Nearly 2 thirds of the hill atop which Marugame Castle sits in encased in ishigaki (stone wall), surrounded by a moat. Concentric tiers of stone rise up from the surroundings, creating a very impressive sight.
A masugata defensive courtyard is formed by the nozura-zumi, uchikomi-hagi and kirikomi-hagi. – Ōteichinomon and Ōteninomon (first and secondary main gate). The guard’s house, go’den and udon can also be explored.
The original castle was built in 1611, mostly destroyed in a fire in 1727 and rebuilt between 1748 and 1753. The current main keep dates from this time. Interestingly all the structures from the original honmaru and palace can be seen today. The Tsumemon gate is an interesting feature that splits the honmaru and ninomaru into two- leading attackers to believe that they were entering the inner enclosures of the castle.
Japanese castles used channels dug into the ground and built into stone walls (ishigaki), called ishidoi to channel ground water away from the baileys. This prevented landslides. Kochi Castle offer a chance to see excellent examples of these.
Another unique feature at Kochi Castle are the “ninja-gaeshi” – iron spikes on the outside of the donjon to keep ninjas from entering.
Maruoka Castle in Sakai in the Fukui Prefecture was originally built in 1576. In 1948 the castle was destroyed by an earthquake and rebuilt using 80% of its original materials in 1955. The 3-storeyd keep has its original wood interior and stone-tile roof. The interior stairway is super steep with a rope for assistance.
Maruoka Castle is an Important Cultural Property and a small museum beneath the keep has a number of artifacts on display, including objects used by the lords of the castle and even a piece of horse armour!
The main keep of Matsue Castle, also known as Chidori-jo, is original, fairly big compared to other castles in Japan and built in the borogata style. The main keep was built in 1611. The grounds are vast with many walls, cherry blossom trees and moats to see. Three turrets, based on old black and white photographs and original designs can be seen in the area. Towards the North of the castle, outside the moat is the home of Lafcadio Hearn (a Kwaidan author also known as Yakumo Koizumi) along with an old samurai house.
The castle has an artefact exhibit on the second floor that includes armour, weapons and a model of the castle in its peak.
Matsumoto Castle, also called Fukashi-jo, in the Nagano Prefecture is a National Treasure, built in 1590. The Tenshi (main keep) of Matsumoto Castle is 30 meters tall with six storeys and 5 tiers. The third floor is a secret (safe) room, not visible from the outside. The top floor enshrines Nijūrokuya-shin – God of 26 nights. Every of the 26th of every month 500 kilograms of rice is offered to a Godess in exchange for protection of the castle.
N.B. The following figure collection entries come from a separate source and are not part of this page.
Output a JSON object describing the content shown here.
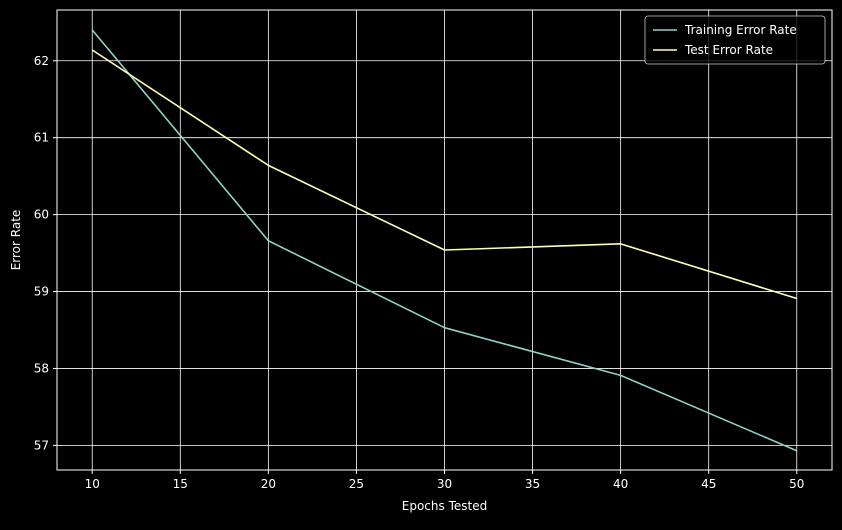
{
  "chart_data": {
    "type": "line",
    "title": "",
    "xlabel": "Epochs Tested",
    "ylabel": "Error Rate",
    "x": [
      10,
      20,
      30,
      40,
      50
    ],
    "xticks": [
      10,
      15,
      20,
      25,
      30,
      35,
      40,
      45,
      50
    ],
    "yticks": [
      57,
      58,
      59,
      60,
      61,
      62
    ],
    "xlim": [
      8,
      52
    ],
    "ylim": [
      56.68,
      62.66
    ],
    "grid": true,
    "legend_position": "upper-right",
    "series": [
      {
        "name": "Training Error Rate",
        "color": "#8dd3c7",
        "values": [
          62.4,
          59.66,
          58.53,
          57.91,
          56.93
        ]
      },
      {
        "name": "Test Error Rate",
        "color": "#ffffb3",
        "values": [
          62.14,
          60.64,
          59.54,
          59.62,
          58.91
        ]
      }
    ],
    "colors": {
      "background": "#000000",
      "axes": "#ffffff",
      "grid": "#ffffff",
      "text": "#ffffff"
    }
  }
}
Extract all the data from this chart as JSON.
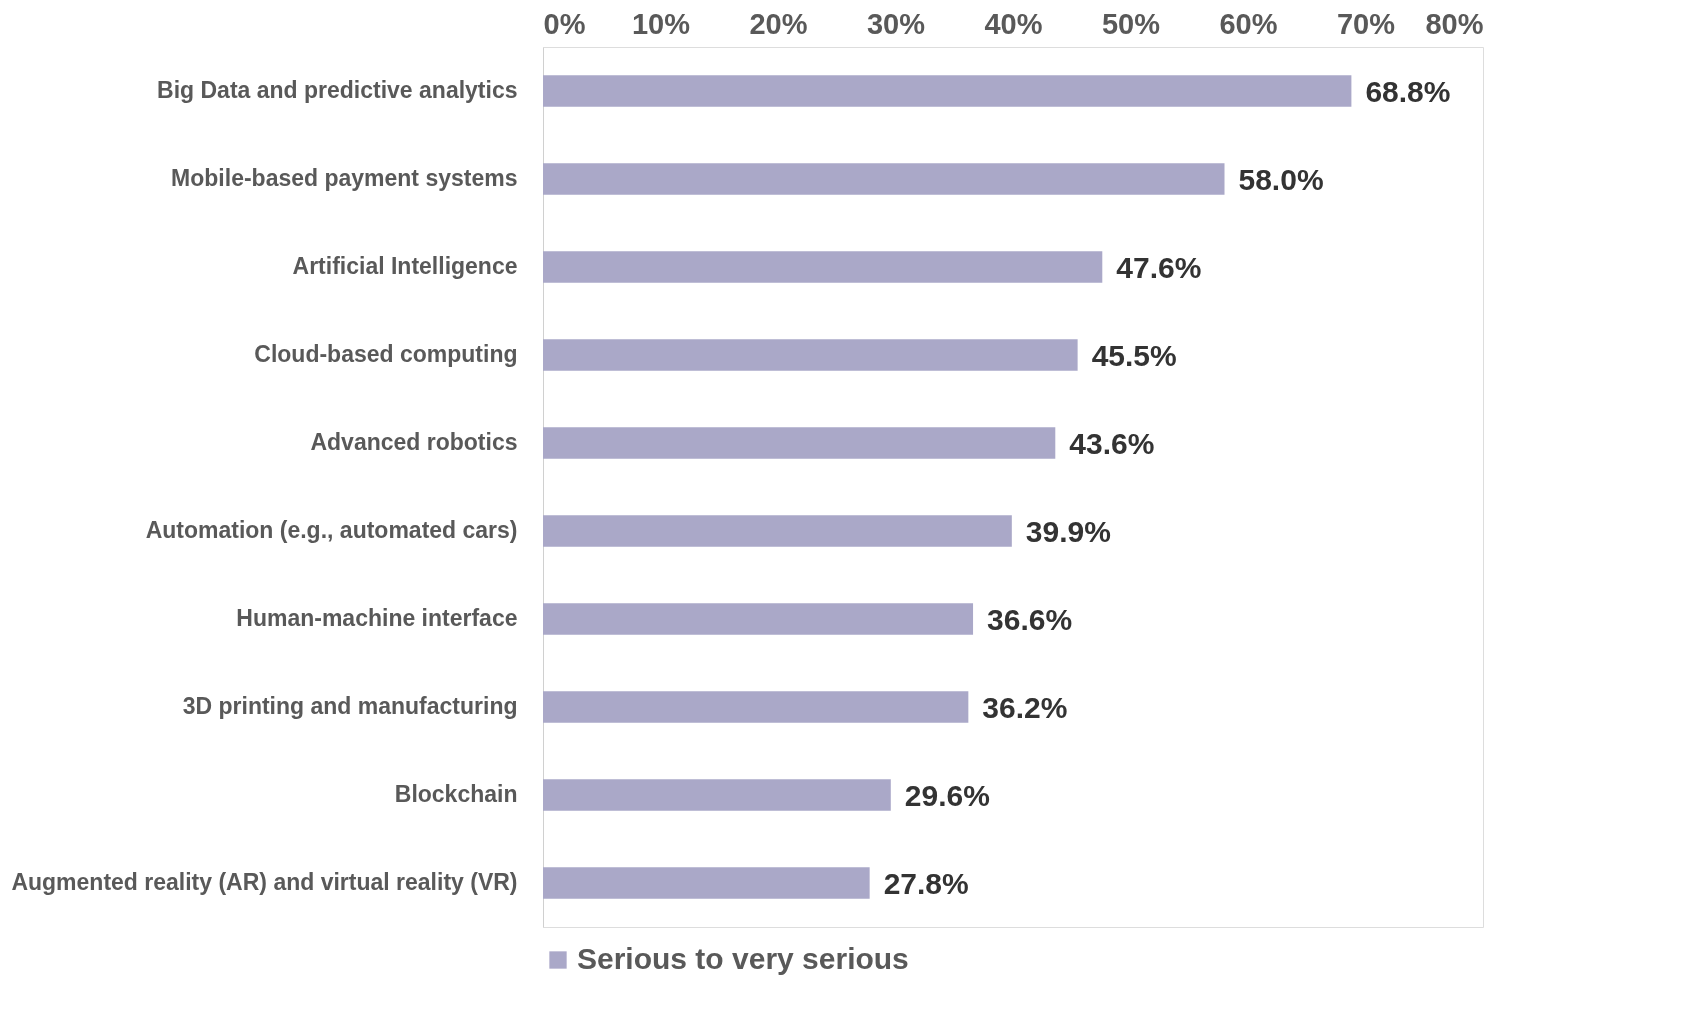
{
  "chart_data": {
    "type": "bar",
    "orientation": "horizontal",
    "categories": [
      "Big Data and predictive analytics",
      "Mobile-based payment systems",
      "Artificial Intelligence",
      "Cloud-based computing",
      "Advanced robotics",
      "Automation (e.g., automated cars)",
      "Human-machine interface",
      "3D printing and manufacturing",
      "Blockchain",
      "Augmented reality (AR) and virtual reality (VR)"
    ],
    "series": [
      {
        "name": "Serious to very serious",
        "color": "#aaa8c8",
        "values": [
          68.8,
          58.0,
          47.6,
          45.5,
          43.6,
          39.9,
          36.6,
          36.2,
          29.6,
          27.8
        ],
        "value_labels": [
          "68.8%",
          "58.0%",
          "47.6%",
          "45.5%",
          "43.6%",
          "39.9%",
          "36.6%",
          "36.2%",
          "29.6%",
          "27.8%"
        ]
      }
    ],
    "xlim": [
      0,
      80
    ],
    "xticks": [
      {
        "value": 0,
        "label": "0%"
      },
      {
        "value": 10,
        "label": "10%"
      },
      {
        "value": 20,
        "label": "20%"
      },
      {
        "value": 30,
        "label": "30%"
      },
      {
        "value": 40,
        "label": "40%"
      },
      {
        "value": 50,
        "label": "50%"
      },
      {
        "value": 60,
        "label": "60%"
      },
      {
        "value": 70,
        "label": "70%"
      },
      {
        "value": 80,
        "label": "80%"
      }
    ],
    "grid": false,
    "legend": "bottom"
  }
}
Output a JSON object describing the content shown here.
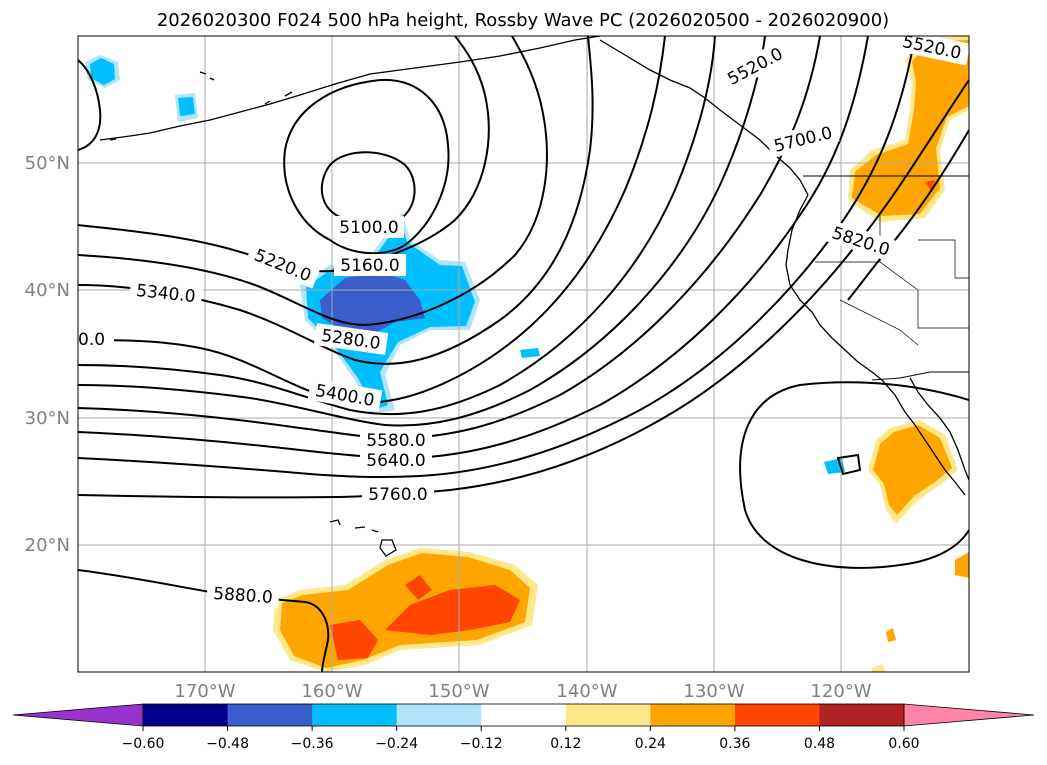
{
  "title": "2026020300 F024 500 hPa height, Rossby Wave PC (2026020500 - 2026020900)",
  "lat_labels": [
    "50°N",
    "40°N",
    "30°N",
    "20°N"
  ],
  "lon_labels": [
    "170°W",
    "160°W",
    "150°W",
    "140°W",
    "130°W",
    "120°W"
  ],
  "contour_labels": [
    "5520.0",
    "5520.0",
    "5700.0",
    "5820.0",
    "5100.0",
    "5160.0",
    "5220.0",
    "5340.0",
    "5280.0",
    "5400.0",
    "5580.0",
    "5640.0",
    "5760.0",
    "5880.0",
    "0.0"
  ],
  "colorbar": {
    "ticks": [
      "−0.60",
      "−0.48",
      "−0.36",
      "−0.24",
      "−0.12",
      "0.12",
      "0.24",
      "0.36",
      "0.48",
      "0.60"
    ],
    "colors": [
      "#9932cc",
      "#00008b",
      "#3a5fcd",
      "#00bfff",
      "#afe4fb",
      "#ffffff",
      "#ffe88a",
      "#ffa500",
      "#ff4500",
      "#b22222",
      "#ff85a8"
    ]
  },
  "palette": {
    "neg_light": "#afe4fb",
    "neg_mid": "#00bfff",
    "neg_strong": "#3a5fcd",
    "pos_light": "#ffe88a",
    "pos_mid": "#ffa500",
    "pos_strong": "#ff4500"
  }
}
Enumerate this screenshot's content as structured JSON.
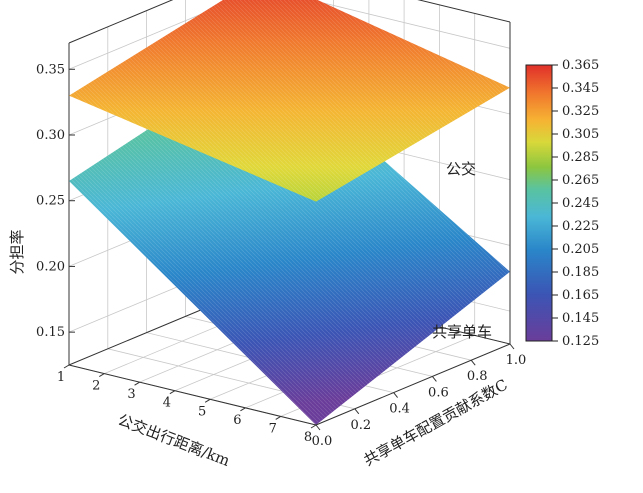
{
  "chart_data": {
    "type": "surface",
    "title": "",
    "xlabel": "公交出行距离/km",
    "ylabel": "共享单车配置贡献系数C",
    "zlabel": "分担率",
    "x_ticks": [
      "1",
      "2",
      "3",
      "4",
      "5",
      "6",
      "7",
      "8"
    ],
    "y_ticks": [
      "0.0",
      "0.2",
      "0.4",
      "0.6",
      "0.8",
      "1.0"
    ],
    "z_ticks": [
      "0.15",
      "0.20",
      "0.25",
      "0.30",
      "0.35"
    ],
    "colorbar_ticks": [
      "0.125",
      "0.145",
      "0.165",
      "0.185",
      "0.205",
      "0.225",
      "0.245",
      "0.265",
      "0.285",
      "0.305",
      "0.325",
      "0.345",
      "0.365"
    ],
    "colorbar_range": [
      0.125,
      0.365
    ],
    "colormap": [
      "#6a3d9a",
      "#3b55b5",
      "#2a86c9",
      "#4bb7d6",
      "#59c3a0",
      "#8cc63f",
      "#d8d83a",
      "#f6b333",
      "#f0752d",
      "#e0302a"
    ],
    "series": [
      {
        "name": "公交",
        "x": [
          1,
          8
        ],
        "y": [
          0.0,
          1.0
        ],
        "z": [
          [
            0.33,
            0.295
          ],
          [
            0.36,
            0.32
          ]
        ]
      },
      {
        "name": "共享单车",
        "x": [
          1,
          8
        ],
        "y": [
          0.0,
          1.0
        ],
        "z": [
          [
            0.265,
            0.125
          ],
          [
            0.3,
            0.18
          ]
        ]
      }
    ]
  }
}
The castle has a moon viewing turret, cherry blossom trees, blooming azaleas (in May) and of course the famous red bridge. There is a man wondering around the property until 11 AM in the mornings. He is dressed up as a Samurai and very willing to take pictures with visitors.
Uwajima Castle in the Ehime Prefecture was built in 1595. The layout of the castle hasn’t been changed since 1615 when yagura, gates and stone walls were added. Uwajima Castle boasts the oldest (1596-1615) and one of the largest existent Yakuimon-style gates, called Noboritachimon. The property has a weapons storehouse built in 1845 – this building is unique because few of these buildings have been preserved.
The castle hill is covered in greenery, as many of the walls are covered in moss. This creates the impression that the structures are part of nature.
The 12 original castles of Japan offer glimpses into the past along with impressive architecture and wonderful natural scenes. Each castle has its own unique stamp –encouraging tourists to visit the top 100 castles in Japan. How many have you visited?